Let’s assume the answer to the above is ‘no.’ (Because OP surely would have mentioned it before now.) How then to explain his passing up on the slam dunk? A possibility: Docs dread suggesting a course of action they know a pt is averse to, because it risks losing the pt as a ‘customer.’ But that can’t be the reason here, because OP wants to be on TRT. (If anything, the doc’s decision may cost him OP as a pt, so he [the doc] was acting against his own financial interests by doing this.)

Other possibilities…Maybe the doc is afraid of the Feds coming after him for inappropriate prescribing? Obviously that can’t be it–not if this is a “child’s play” case of hypogonadism, as you maintain.

It seems to me we’re left with only one possibility, which is that OP’s is not a slam-dunk/child’s-play case of hypogonadism.
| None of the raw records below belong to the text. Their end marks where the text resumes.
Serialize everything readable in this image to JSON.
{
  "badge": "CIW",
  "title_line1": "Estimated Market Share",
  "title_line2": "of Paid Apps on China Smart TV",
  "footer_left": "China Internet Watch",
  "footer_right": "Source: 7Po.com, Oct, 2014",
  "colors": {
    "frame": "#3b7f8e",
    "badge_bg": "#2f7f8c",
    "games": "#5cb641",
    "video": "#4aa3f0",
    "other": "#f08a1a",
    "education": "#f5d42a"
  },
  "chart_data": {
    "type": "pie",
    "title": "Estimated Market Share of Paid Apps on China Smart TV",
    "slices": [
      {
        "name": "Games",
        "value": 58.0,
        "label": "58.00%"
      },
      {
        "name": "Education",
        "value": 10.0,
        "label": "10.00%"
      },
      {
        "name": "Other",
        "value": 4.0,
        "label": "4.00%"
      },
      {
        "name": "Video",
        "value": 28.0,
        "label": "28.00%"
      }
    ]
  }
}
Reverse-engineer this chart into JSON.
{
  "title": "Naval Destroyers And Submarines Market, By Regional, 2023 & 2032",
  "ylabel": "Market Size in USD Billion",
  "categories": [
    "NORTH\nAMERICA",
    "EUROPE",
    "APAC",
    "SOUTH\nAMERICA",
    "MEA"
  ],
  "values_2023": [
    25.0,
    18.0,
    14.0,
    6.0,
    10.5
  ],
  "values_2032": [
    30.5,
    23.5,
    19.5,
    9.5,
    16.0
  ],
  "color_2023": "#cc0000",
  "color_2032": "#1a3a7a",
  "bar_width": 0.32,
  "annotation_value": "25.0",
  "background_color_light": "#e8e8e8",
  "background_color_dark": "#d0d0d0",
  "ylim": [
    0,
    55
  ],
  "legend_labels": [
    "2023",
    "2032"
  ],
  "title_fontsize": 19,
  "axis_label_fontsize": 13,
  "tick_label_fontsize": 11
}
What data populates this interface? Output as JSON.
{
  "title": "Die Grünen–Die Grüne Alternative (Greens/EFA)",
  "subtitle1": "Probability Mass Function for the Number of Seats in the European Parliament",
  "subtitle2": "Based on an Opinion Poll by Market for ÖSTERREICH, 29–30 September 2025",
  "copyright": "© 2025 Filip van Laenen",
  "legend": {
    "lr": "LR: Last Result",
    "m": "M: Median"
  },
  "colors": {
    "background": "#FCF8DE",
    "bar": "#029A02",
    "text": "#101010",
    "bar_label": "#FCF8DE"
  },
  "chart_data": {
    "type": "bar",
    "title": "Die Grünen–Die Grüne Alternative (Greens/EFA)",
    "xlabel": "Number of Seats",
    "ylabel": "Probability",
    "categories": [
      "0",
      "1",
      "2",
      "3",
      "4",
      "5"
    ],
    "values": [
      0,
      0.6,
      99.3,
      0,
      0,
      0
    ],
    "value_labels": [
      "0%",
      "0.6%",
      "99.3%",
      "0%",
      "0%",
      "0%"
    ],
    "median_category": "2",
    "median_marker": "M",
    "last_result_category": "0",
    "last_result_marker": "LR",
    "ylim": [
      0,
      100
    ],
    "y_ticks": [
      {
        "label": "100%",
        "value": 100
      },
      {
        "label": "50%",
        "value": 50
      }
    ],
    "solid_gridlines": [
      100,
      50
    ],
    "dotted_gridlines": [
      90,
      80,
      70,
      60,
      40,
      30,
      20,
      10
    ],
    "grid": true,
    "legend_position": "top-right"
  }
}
That there is something going on–something in OP’s other labs, or his medical history, or his physical exam–that makes this anything but a straightforward case of needing TRT. But you guys–brimming with unearned confidence–can’t see this from your base camp on the slopes of Dunning-Kreuger Mountain.

Most of the frequent posters on this subforum know something about hypogonadism. Trouble is, none of you know enough to be able to appreciate how much you don’t know about it.